How were the trials designed?
The safety and efficacy of PIZENSY were established in a randomized, double-blind, placebo-controlled trial of 6 months duration. All patients had less than 3 bowel movements per week and at least one additional constipation-related symptom for at least 12 weeks (which need not be consecutive) in the preceding 12 months.
Patients received either 20 g of PIZENSY or placebo daily. Patients who develop persistent diarrhea or loose stools could reduce their dose to 10 g of PIZENSY daily. The primary efficacy outcome measure was the proportion of patients who achieved at least 3 complete spontaneous bowel movements (CSBMs) in a given week and an increase of at least 1 CSBM from baseline in the same week for at least 9 weeks out of the 12-week treatment period.
Additionally, two trials provided supportive evidence:
- an active control, double-blind, double-dummy trial of three months duration utilizing the same endpoint
- an uncontrolled safety trial of one-year duration.
GLOSSARY
CLINICAL TRIAL: Voluntary research studies conducted in people and designed to answer specific questions about the safety or effectiveness of drugs, vaccines, other therapies, or new ways of using existing treatments.

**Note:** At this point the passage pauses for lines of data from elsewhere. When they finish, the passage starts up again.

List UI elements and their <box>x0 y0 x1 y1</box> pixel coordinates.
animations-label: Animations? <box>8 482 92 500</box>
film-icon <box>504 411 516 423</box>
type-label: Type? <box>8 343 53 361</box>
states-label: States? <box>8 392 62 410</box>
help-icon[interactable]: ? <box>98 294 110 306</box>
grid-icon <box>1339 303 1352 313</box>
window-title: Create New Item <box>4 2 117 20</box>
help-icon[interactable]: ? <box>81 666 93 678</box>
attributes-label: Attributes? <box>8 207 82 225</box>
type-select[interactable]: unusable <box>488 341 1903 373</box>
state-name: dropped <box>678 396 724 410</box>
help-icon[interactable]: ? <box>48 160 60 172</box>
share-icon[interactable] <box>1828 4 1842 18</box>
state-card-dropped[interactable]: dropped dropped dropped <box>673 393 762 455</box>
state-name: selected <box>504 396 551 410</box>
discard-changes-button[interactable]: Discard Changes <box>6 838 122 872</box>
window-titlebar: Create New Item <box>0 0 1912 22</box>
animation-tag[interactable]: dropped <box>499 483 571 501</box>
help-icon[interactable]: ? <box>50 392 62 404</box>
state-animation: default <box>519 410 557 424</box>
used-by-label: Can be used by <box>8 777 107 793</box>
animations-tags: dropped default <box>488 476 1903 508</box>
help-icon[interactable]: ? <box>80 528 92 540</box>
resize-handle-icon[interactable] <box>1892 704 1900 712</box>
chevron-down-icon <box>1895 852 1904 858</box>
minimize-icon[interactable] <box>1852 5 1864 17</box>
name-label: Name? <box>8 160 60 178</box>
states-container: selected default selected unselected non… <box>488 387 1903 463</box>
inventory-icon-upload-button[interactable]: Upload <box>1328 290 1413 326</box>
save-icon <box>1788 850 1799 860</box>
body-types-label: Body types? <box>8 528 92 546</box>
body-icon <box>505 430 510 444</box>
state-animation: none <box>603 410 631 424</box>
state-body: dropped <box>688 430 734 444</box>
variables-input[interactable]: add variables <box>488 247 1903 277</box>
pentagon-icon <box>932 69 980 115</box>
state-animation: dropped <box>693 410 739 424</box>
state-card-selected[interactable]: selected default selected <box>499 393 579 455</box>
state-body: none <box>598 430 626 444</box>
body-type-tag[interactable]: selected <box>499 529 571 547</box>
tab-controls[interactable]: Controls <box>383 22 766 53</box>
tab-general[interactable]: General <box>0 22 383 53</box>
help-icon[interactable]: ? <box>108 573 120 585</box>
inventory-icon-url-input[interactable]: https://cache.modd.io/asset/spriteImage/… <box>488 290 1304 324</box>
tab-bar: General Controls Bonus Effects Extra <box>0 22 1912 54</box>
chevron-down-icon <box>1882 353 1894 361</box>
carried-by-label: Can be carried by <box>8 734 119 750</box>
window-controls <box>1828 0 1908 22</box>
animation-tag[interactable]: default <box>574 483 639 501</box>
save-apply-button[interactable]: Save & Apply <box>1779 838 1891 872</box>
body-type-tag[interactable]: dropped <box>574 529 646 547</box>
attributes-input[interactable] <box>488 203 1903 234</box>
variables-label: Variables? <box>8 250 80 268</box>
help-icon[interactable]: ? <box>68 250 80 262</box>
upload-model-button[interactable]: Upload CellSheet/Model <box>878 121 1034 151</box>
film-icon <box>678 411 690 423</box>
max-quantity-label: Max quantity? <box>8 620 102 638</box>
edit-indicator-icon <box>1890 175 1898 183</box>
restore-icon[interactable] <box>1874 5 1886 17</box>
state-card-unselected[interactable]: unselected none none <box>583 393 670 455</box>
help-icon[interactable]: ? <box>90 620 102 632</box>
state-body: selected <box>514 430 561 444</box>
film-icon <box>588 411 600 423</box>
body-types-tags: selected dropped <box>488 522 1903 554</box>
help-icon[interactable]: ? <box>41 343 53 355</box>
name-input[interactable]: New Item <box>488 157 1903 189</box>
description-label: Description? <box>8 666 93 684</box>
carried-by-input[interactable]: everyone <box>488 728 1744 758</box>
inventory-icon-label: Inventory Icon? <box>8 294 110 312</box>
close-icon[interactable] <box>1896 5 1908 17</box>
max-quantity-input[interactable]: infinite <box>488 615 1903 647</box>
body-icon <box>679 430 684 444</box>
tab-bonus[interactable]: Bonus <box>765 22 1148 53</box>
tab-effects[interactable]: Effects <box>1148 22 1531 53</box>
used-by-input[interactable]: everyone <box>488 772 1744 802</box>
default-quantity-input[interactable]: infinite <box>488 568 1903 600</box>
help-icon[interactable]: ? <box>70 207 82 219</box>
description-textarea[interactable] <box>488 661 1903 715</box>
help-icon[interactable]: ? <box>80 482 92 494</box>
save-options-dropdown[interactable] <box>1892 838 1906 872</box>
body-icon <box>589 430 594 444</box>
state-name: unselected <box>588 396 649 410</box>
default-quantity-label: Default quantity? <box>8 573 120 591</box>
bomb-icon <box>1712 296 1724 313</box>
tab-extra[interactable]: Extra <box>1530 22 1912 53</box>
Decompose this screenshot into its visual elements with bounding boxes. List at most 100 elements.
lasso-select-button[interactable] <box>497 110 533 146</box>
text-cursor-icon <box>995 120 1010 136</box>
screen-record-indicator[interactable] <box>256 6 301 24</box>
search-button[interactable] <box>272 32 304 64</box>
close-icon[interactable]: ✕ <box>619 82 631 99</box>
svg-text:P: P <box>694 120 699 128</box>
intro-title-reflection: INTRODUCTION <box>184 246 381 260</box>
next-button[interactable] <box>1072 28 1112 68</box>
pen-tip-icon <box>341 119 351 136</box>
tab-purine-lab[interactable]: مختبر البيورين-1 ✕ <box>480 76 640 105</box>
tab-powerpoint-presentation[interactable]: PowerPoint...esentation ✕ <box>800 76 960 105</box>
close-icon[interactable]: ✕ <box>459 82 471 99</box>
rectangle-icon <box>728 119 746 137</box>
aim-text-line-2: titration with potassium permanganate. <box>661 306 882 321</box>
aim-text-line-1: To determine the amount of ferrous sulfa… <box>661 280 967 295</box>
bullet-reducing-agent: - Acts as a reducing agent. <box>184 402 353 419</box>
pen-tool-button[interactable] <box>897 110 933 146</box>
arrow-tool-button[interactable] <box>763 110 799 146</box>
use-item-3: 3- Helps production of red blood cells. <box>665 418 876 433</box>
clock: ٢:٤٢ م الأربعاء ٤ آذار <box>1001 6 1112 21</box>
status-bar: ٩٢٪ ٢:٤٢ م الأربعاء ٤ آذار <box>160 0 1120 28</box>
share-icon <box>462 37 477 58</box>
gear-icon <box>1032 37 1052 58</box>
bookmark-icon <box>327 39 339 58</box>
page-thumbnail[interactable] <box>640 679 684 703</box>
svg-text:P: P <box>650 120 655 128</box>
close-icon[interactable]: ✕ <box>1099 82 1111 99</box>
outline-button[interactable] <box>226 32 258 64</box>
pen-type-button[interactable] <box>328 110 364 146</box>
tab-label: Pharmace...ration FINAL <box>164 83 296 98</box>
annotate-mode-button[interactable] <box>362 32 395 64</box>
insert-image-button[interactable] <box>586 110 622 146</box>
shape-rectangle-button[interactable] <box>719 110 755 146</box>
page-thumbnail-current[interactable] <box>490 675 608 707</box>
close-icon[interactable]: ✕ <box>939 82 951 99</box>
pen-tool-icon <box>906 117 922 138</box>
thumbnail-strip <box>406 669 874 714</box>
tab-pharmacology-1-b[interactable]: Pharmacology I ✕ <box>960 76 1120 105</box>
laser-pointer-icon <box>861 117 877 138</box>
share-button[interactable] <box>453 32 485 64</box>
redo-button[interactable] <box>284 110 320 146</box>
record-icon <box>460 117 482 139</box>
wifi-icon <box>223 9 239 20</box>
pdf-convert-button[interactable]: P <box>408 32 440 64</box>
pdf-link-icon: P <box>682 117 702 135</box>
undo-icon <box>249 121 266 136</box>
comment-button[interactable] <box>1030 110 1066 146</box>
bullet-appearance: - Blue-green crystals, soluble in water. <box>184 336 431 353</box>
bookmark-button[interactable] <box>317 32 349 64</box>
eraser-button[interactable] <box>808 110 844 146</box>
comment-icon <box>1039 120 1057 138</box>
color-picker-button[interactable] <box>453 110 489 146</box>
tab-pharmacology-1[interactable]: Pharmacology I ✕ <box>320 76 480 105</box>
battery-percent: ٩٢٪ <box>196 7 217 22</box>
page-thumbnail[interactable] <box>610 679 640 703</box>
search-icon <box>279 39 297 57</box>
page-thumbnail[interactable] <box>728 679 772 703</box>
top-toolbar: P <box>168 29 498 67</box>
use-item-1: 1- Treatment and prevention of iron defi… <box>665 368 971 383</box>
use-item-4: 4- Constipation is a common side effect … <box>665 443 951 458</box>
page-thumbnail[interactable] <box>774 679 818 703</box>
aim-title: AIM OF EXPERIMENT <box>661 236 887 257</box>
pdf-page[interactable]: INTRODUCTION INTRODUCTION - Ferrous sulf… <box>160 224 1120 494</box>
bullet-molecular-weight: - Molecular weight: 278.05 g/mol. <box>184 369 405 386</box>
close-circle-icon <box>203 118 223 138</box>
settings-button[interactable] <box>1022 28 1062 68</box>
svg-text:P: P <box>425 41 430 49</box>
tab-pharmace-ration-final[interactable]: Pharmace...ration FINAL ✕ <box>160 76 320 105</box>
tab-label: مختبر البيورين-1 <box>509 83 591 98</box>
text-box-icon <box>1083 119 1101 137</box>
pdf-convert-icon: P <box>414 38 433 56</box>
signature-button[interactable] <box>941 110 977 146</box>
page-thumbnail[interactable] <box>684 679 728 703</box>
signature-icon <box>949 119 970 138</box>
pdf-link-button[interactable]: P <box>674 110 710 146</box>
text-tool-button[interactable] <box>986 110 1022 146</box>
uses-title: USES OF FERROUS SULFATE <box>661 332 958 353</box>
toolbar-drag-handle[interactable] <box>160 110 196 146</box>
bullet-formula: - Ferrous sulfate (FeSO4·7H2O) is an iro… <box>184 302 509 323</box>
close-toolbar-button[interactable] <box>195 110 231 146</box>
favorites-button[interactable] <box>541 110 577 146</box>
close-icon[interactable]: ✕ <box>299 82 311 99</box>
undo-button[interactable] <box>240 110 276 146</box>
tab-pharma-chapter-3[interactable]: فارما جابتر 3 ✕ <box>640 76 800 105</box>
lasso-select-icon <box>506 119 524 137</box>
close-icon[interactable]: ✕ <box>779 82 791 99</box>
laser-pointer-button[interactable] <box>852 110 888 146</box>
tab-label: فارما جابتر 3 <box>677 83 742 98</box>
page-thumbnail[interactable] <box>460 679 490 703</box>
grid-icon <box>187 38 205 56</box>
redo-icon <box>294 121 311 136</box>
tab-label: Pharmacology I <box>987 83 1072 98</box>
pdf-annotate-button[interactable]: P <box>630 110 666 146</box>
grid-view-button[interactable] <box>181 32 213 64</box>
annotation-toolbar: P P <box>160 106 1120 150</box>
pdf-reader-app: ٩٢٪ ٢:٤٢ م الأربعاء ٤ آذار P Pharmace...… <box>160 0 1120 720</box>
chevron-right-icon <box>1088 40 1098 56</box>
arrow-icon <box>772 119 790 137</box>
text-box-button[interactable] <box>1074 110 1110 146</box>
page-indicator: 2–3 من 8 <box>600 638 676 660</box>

COMPARATOR: A previously available treatment or placebo used in clinical trials that is compared to the actual drug being tested.
EFFICACY: How well the drug achieves the desired response when it is taken as described in a controlled clinical setting, such as during a clinical trial.
PLACEBO: An inactive substance or “sugar pill” that looks the same as, and is given the same way as, an active drug or treatment being tested. The effects of the active drug or treatment are compared to the effects of the placebo.
SUBGROUP: A subset of the population studied in a clinical trial. Demographic subsets include sex, race, and age groups.